35 years ago today Disney released a movie into theatres that they would consider to be another box office failure for them (in the ’80s Disney wasn’t doing too good). The movie would eventually become a cult classic and 28 years later Disney would eventually make a sequel.
Tron was the brain child of writer/director Steven Lisberger who had previously made the animated movie Animalympics. Lisberger originally wanted Tron to be a completely animated movie but released that it wasn’t possible at the time. He opted for live action with a mix of backlit animation and computer animation. Tron was not the first film to use computer animation but it was one of the first to use extensive computer animation. 15 full minutes of computer animation including the legendary light-cycle scene.
Kevin Flynn (Jeff Bridges) owns a video arcade. Flynn used to work for ENCOM but several successful video games that he designed were stolen from him. Flynn wants to hack into ENCOM’s computer but needs help from his friends and former co-workers Alan Bradley (Bruce Boxleitner) and Lora Baines (Cindy Morgan).
Ed Dillinger (David Warner) ENCOM’s Senior Executive Vice President and the man who stole Flynn’s games also stole a program that he turned into an AI called Master Control Program, an evil program that is trying to take over other programs and thirsts for power.
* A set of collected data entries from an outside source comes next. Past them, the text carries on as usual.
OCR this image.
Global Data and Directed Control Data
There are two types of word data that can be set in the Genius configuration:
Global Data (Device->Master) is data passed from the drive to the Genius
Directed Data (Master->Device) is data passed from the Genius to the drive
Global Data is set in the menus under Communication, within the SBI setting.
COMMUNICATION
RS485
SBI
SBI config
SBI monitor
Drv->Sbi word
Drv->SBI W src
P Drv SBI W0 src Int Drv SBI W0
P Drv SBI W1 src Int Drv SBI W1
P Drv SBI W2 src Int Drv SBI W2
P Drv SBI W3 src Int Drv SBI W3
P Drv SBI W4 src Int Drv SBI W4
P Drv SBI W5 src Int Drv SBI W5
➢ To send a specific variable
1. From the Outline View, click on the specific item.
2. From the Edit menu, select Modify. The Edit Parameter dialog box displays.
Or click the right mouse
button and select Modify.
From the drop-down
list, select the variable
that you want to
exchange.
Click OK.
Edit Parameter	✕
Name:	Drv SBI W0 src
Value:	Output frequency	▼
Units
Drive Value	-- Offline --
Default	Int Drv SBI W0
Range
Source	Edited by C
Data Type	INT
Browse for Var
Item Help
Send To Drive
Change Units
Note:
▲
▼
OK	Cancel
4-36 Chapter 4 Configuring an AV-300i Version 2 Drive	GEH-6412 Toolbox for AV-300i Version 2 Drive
When Flynn breaks into ENCOM Master Control Program digitizes Flynn and transports him into the computer mainframe. From there Flynn ends up teaming with Bradley’s computer program Tron to try and destroy Master Control Program.
After 35 years Tron still holds up pretty good. Sure the effects are pretty basic but they still work and they helped inspire people like John Lasseter. Unfortunately director Steven Lisberger’s career fizzled and he only made two more movies after this his last being the 1989 turkey Slipstream for Gary Kurtz (producer of Star Wars, The Empire Strikes Back and The Dark Crystal).